Para ser sincero, quando viu aqueles idiotas terminarem de se arrumar, Li Dong já estava arrependido e não queria mais ir. Simplesmente não tinha coragem, era vergonhoso demais!

Sair à noite acompanhado por um bando de criaturas esquisitas... Li Dong realmente temia acabar apanhando.

— Gordo...

Acompanhando os outros, meio a contragosto, Li Dong desceu o prédio do dormitório, mas hesitou ao falar.

Meng Qiping piscou os pequenos olhos, demonstrando confusão.

Li Dong se conteve várias vezes, respirou fundo, e por fim sugeriu de maneira indireta:

— Você não está sentindo calor?

Meng Qiping balançou a cabeça, e seu rosto rechonchudo tremia a cada movimento.

Li Dong forçou um sorriso e continuou, tentando convencê-lo:

— À noite também faz calor, Gordo. Por que você não volta e troca de roupa por algo mais fresco?

— Por quê? Não estou com calor!

— Não acha que essa roupa está um pouco pequena? Parece... parece um pouco apertada...

Li Dong, contrariando sua consciência, alertou mais uma vez, mas por dentro já estava praguejando!

Será que o dormitório 351 só abriga tipos assim?

Os outros ainda vai, se fossem só extravagantes ele podia fingir que não via, mas Meng Qiping era impossível de tolerar!

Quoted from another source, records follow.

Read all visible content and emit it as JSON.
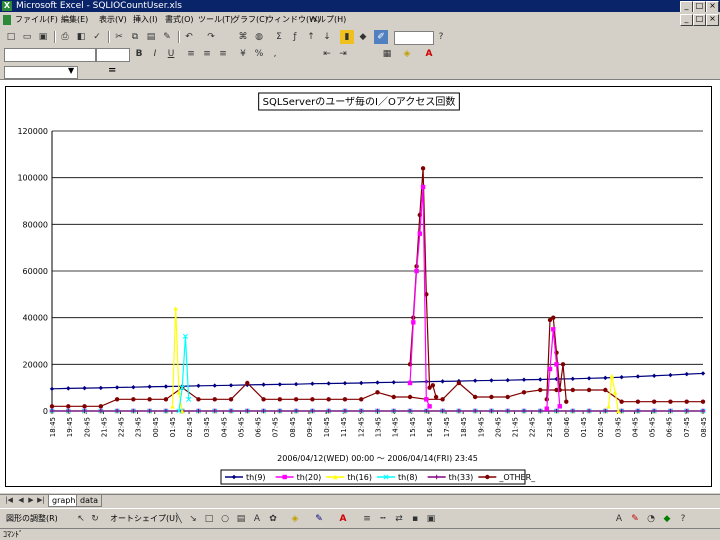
{
  "window": {
    "app": "Microsoft Excel",
    "title": "Microsoft Excel - SQLIOCountUser.xls"
  },
  "menu": [
    "ファイル(F)",
    "編集(E)",
    "表示(V)",
    "挿入(I)",
    "書式(O)",
    "ツール(T)",
    "グラフ(C)",
    "ウィンドウ(W)",
    "ヘルプ(H)"
  ],
  "formula": {
    "equals": "="
  },
  "sheet_tabs": [
    "graph",
    "data"
  ],
  "active_tab": "graph",
  "drawing": {
    "draw_label": "図形の調整(R)",
    "autoshape_label": "オートシェイプ(U)"
  },
  "status": {
    "text": "ｺﾏﾝﾄﾞ"
  },
  "chart_data": {
    "type": "line",
    "title": "SQLServerのユーザ毎のI／Oアクセス回数",
    "xlabel": "2006/04/12(WED) 00:00 ～ 2006/04/14(FRI) 23:45",
    "ylim": [
      0,
      120000
    ],
    "yticks": [
      0,
      20000,
      40000,
      60000,
      80000,
      100000,
      120000
    ],
    "x_tick_labels": [
      "18:45",
      "19:45",
      "20:45",
      "21:45",
      "22:45",
      "23:45",
      "00:45",
      "01:45",
      "02:45",
      "03:45",
      "04:45",
      "05:45",
      "06:45",
      "07:45",
      "08:45",
      "09:45",
      "10:45",
      "11:45",
      "12:45",
      "13:45",
      "14:45",
      "15:45",
      "16:45",
      "17:45",
      "18:45",
      "19:45",
      "20:45",
      "21:45",
      "22:45",
      "23:45",
      "00:46",
      "01:45",
      "02:45",
      "03:45",
      "04:45",
      "05:45",
      "06:45",
      "07:45",
      "08:45"
    ],
    "legend_position": "bottom",
    "grid": true,
    "series": [
      {
        "name": "th(9)",
        "color": "#000080",
        "marker": "diamond",
        "values": [
          9500,
          9700,
          9800,
          9900,
          10100,
          10200,
          10400,
          10500,
          10600,
          10800,
          10900,
          11000,
          11200,
          11300,
          11400,
          11500,
          11700,
          11800,
          11900,
          12000,
          12200,
          12300,
          12400,
          12600,
          12700,
          12800,
          13000,
          13100,
          13200,
          13400,
          13500,
          13700,
          13800,
          14000,
          14200,
          14500,
          14800,
          15100,
          15400,
          15800,
          16100
        ]
      },
      {
        "name": "th(20)",
        "color": "#ff00ff",
        "marker": "square",
        "values": [
          0,
          0,
          0,
          0,
          0,
          0,
          0,
          0,
          0,
          0,
          0,
          0,
          0,
          0,
          0,
          0,
          0,
          0,
          0,
          0,
          0,
          0,
          0,
          0,
          0,
          0,
          0,
          0,
          0,
          0,
          0,
          0,
          0,
          0,
          0,
          0,
          0,
          0,
          0,
          0,
          0
        ]
      },
      {
        "name": "th(16)",
        "color": "#ffff00",
        "marker": "triangle",
        "values": [
          0,
          0,
          0,
          0,
          0,
          0,
          0,
          0,
          0,
          0,
          0,
          0,
          0,
          0,
          0,
          0,
          0,
          0,
          0,
          0,
          0,
          0,
          0,
          0,
          0,
          0,
          0,
          0,
          0,
          0,
          0,
          0,
          0,
          0,
          0,
          0,
          0,
          0,
          0,
          0,
          0
        ]
      },
      {
        "name": "th(8)",
        "color": "#00ffff",
        "marker": "x",
        "values": [
          0,
          0,
          0,
          0,
          0,
          0,
          0,
          0,
          0,
          0,
          0,
          0,
          0,
          0,
          0,
          0,
          0,
          0,
          0,
          0,
          0,
          0,
          0,
          0,
          0,
          0,
          0,
          0,
          0,
          0,
          0,
          0,
          0,
          0,
          0,
          0,
          0,
          0,
          0,
          0,
          0
        ]
      },
      {
        "name": "th(33)",
        "color": "#800080",
        "marker": "star",
        "values": [
          0,
          0,
          0,
          0,
          0,
          0,
          0,
          0,
          0,
          0,
          0,
          0,
          0,
          0,
          0,
          0,
          0,
          0,
          0,
          0,
          0,
          0,
          0,
          0,
          0,
          0,
          0,
          0,
          0,
          0,
          0,
          0,
          0,
          0,
          0,
          0,
          0,
          0,
          0,
          0,
          0
        ]
      },
      {
        "name": "_OTHER_",
        "color": "#800000",
        "marker": "circle",
        "values": [
          2000,
          2000,
          2000,
          2000,
          5000,
          5000,
          5000,
          5000,
          10000,
          5000,
          5000,
          5000,
          12000,
          5000,
          5000,
          5000,
          5000,
          5000,
          5000,
          5000,
          8000,
          6000,
          6000,
          5000,
          5000,
          12000,
          6000,
          6000,
          6000,
          8000,
          9000,
          9000,
          9000,
          9000,
          9000,
          4000,
          4000,
          4000,
          4000,
          4000,
          4000
        ]
      }
    ],
    "spikes": [
      {
        "series": "_OTHER_",
        "x": [
          22.0,
          22.2,
          22.4,
          22.6,
          22.8,
          23.0,
          23.2,
          23.4,
          23.6
        ],
        "y": [
          20000,
          40000,
          62000,
          84000,
          104000,
          50000,
          10000,
          11000,
          6000
        ]
      },
      {
        "series": "th(20)",
        "x": [
          22.0,
          22.2,
          22.4,
          22.6,
          22.8,
          23.0,
          23.2
        ],
        "y": [
          12000,
          38000,
          60000,
          76000,
          96000,
          5000,
          2000
        ]
      },
      {
        "series": "th(16)",
        "x": [
          7.4,
          7.6,
          7.8,
          8.0
        ],
        "y": [
          2000,
          44000,
          8000,
          0
        ]
      },
      {
        "series": "th(8)",
        "x": [
          7.8,
          8.0,
          8.2,
          8.4
        ],
        "y": [
          0,
          10000,
          32000,
          5000
        ]
      },
      {
        "series": "_OTHER_",
        "x": [
          30.4,
          30.6,
          30.8,
          31.0,
          31.2,
          31.4,
          31.6
        ],
        "y": [
          5000,
          39000,
          40000,
          25000,
          9000,
          20000,
          4000
        ]
      },
      {
        "series": "th(20)",
        "x": [
          30.4,
          30.6,
          30.8,
          31.0,
          31.2
        ],
        "y": [
          1000,
          18000,
          35000,
          20000,
          2000
        ]
      },
      {
        "series": "th(16)",
        "x": [
          34.2,
          34.4,
          34.6,
          34.8
        ],
        "y": [
          2000,
          15000,
          8000,
          0
        ]
      }
    ]
  }
}
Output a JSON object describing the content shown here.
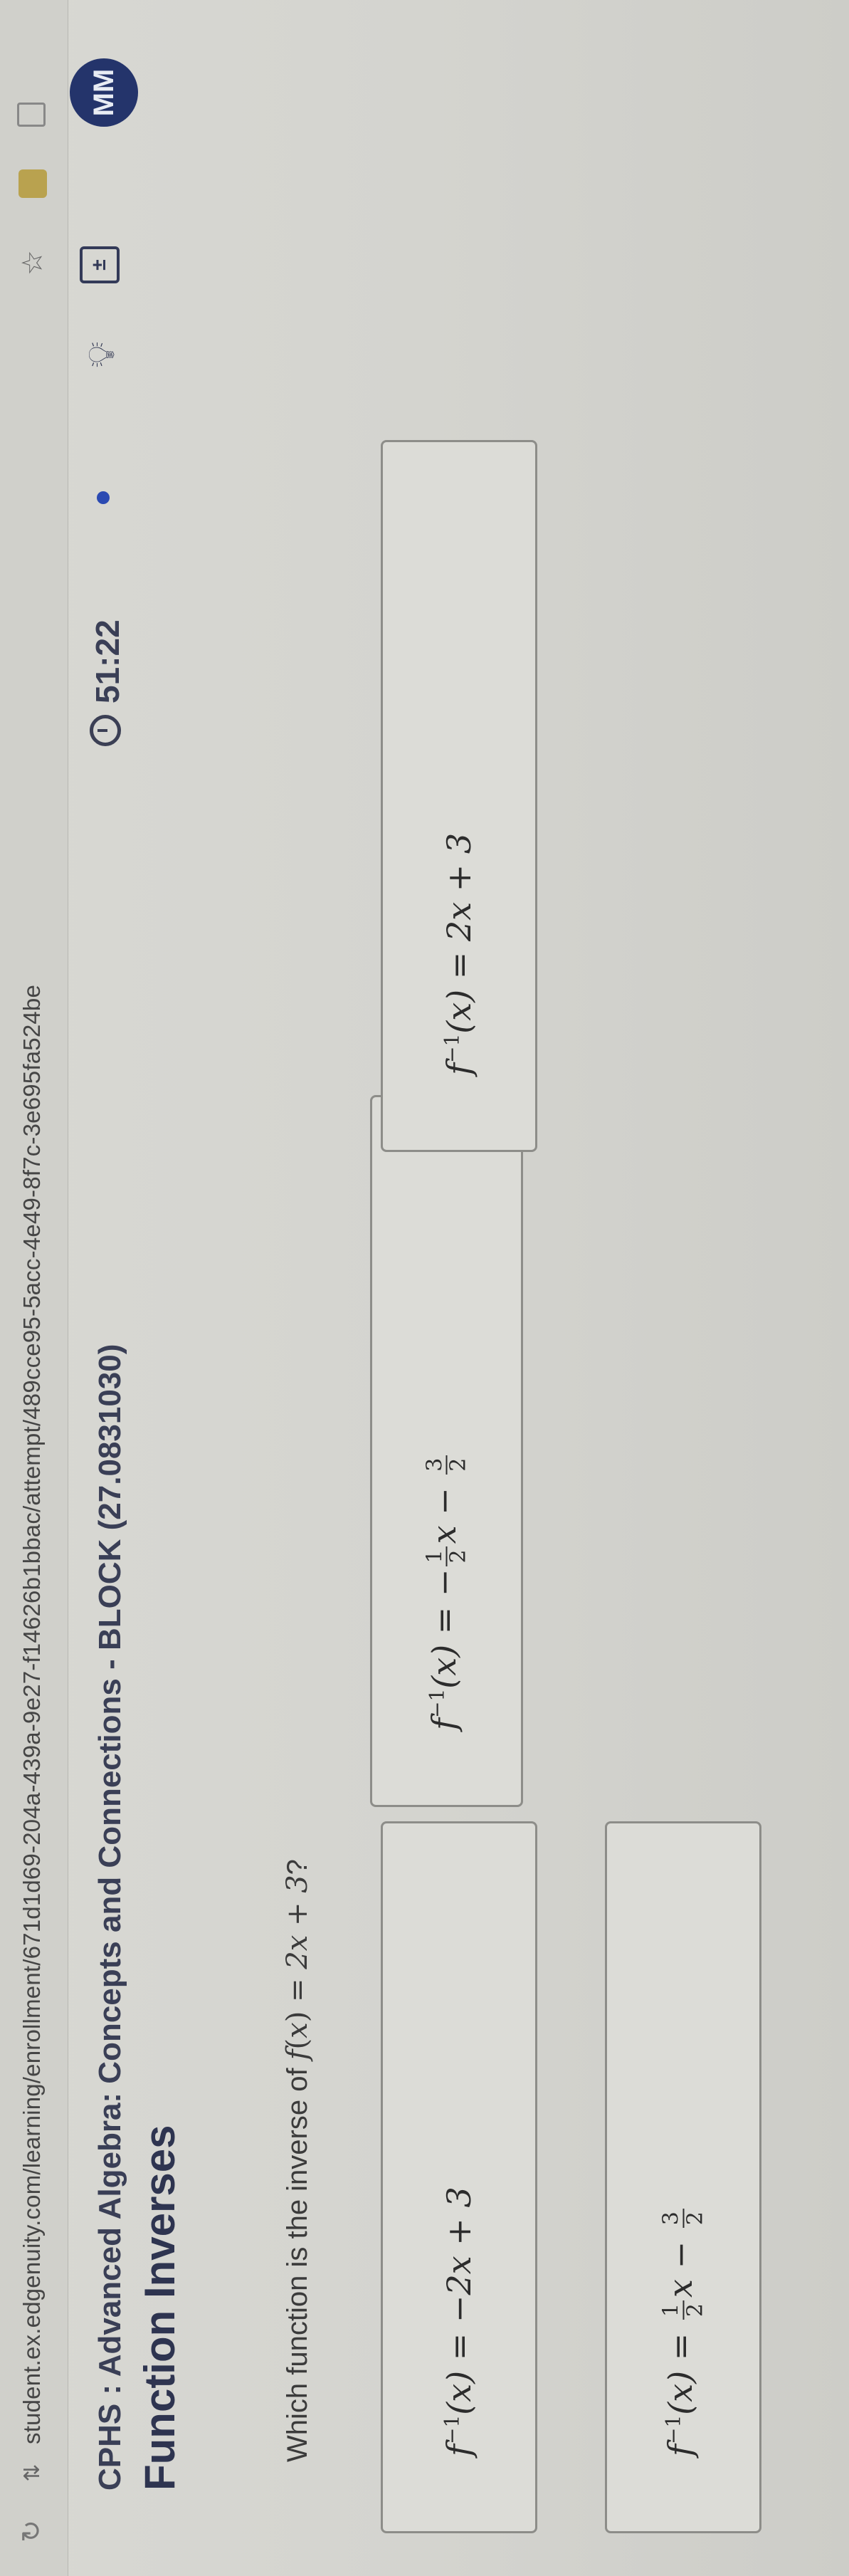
{
  "browser": {
    "url": "student.ex.edgenuity.com/learning/enrollment/671d1d69-204a-439a-9e27-f14626b1bbac/attempt/489cce95-5acc-4e49-8f7c-3e695fa524be"
  },
  "header": {
    "course_title": "CPHS : Advanced Algebra: Concepts and Connections - BLOCK (27.0831030)",
    "lesson_title": "Function Inverses",
    "timer": "51:22",
    "avatar_initials": "MM"
  },
  "question": {
    "prompt": "Which function is the inverse of",
    "function_name": "f",
    "function_var": "x",
    "function_rhs": "2x + 3",
    "suffix": "?"
  },
  "choices": [
    {
      "id": "a",
      "lhs": "f",
      "sup": "−1",
      "arg": "(x) = ",
      "rhs_pre": "−2x + 3",
      "frac1": null,
      "mid": "",
      "frac2": null,
      "tail": ""
    },
    {
      "id": "d",
      "lhs": "f",
      "sup": "−1",
      "arg": "(x) = ",
      "rhs_pre": "−",
      "frac1": {
        "num": "1",
        "den": "2"
      },
      "mid": "x − ",
      "frac2": {
        "num": "3",
        "den": "2"
      },
      "tail": ""
    },
    {
      "id": "b",
      "lhs": "f",
      "sup": "−1",
      "arg": "(x) = ",
      "rhs_pre": "2x + 3",
      "frac1": null,
      "mid": "",
      "frac2": null,
      "tail": ""
    },
    {
      "id": "c",
      "lhs": "f",
      "sup": "−1",
      "arg": "(x) = ",
      "rhs_pre": "",
      "frac1": {
        "num": "1",
        "den": "2"
      },
      "mid": "x − ",
      "frac2": {
        "num": "3",
        "den": "2"
      },
      "tail": ""
    }
  ],
  "icons": {
    "reload": "reload-icon",
    "site_info": "site-info-icon",
    "star": "star-icon",
    "extension": "extension-icon",
    "window": "window-icon",
    "timer": "timer-icon",
    "hint": "lightbulb-icon",
    "calculator": "calculator-icon"
  },
  "colors": {
    "accent": "#2b4ab2",
    "avatar_bg": "#24346b",
    "title": "#2e3450"
  }
}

No auge do calor, aquele gordo teimoso vestia um terno justo, a gordura toda apertada, especialmente na barriga, parecia que estava grávido, ridículo ao extremo!

E ainda dizia que não estava com calor, mesmo com o rosto já brilhando de suor!

Meng Qiping, no entanto, não se importava. Sacudiu a cabeça com força e retrucou:

— É esse o estilo que eu quero, roupa justa me deixa mais magro!

— Que estilo coisa nenhuma! — praguejou Li Dong mentalmente, mas insistiu em voz alta: — Esse estilo não combina com você.

— Dong, você não entende nada, as mulheres adoram esse visual!

Meng Qiping, convencido, ainda provocou:

— Não me diga que está com medo de eu roubar seu destaque?

— Some daqui!

Li Dong revirou os olhos, cansado de insistir — no fim das contas, quem passaria vergonha não era ele.

Na verdade, queria perguntar: que mulher em sã consciência gostaria desse estilo ridículo?

Mas pensou melhor e deixou que o Gordo curtisse sozinho.

...

Casa da Família Sichuan.

Quando chegaram, Bai Su já estava lá.

No salão reservado, não estava sozinha; havia seis garotas no total, provavelmente todas do mesmo dormitório.

Li Dong só sabia o nome de Bai Su e Huang Shanshan, as outras eram conhecidas de vista, mas ele não conseguia lembrar os nomes.

O chefe de turma, Li Tie, era quem mais conversava com elas e cumprimentou cada uma.

As demais eram Cheng Nan, Zhao Tingting, Li Wan e Song Juan.

Cheng Nan e Li Wan tinham aparência acima da média; Li Dong, sempre avaliando, deu nota 75 para cada.

Zhao Tingting também era bonita, mas era um pouco morena; Li Dong, relutante, deu 70.

Quanto a Song Juan...

Bem, o “avaliador” teve pane e deu nota baixa, não passou!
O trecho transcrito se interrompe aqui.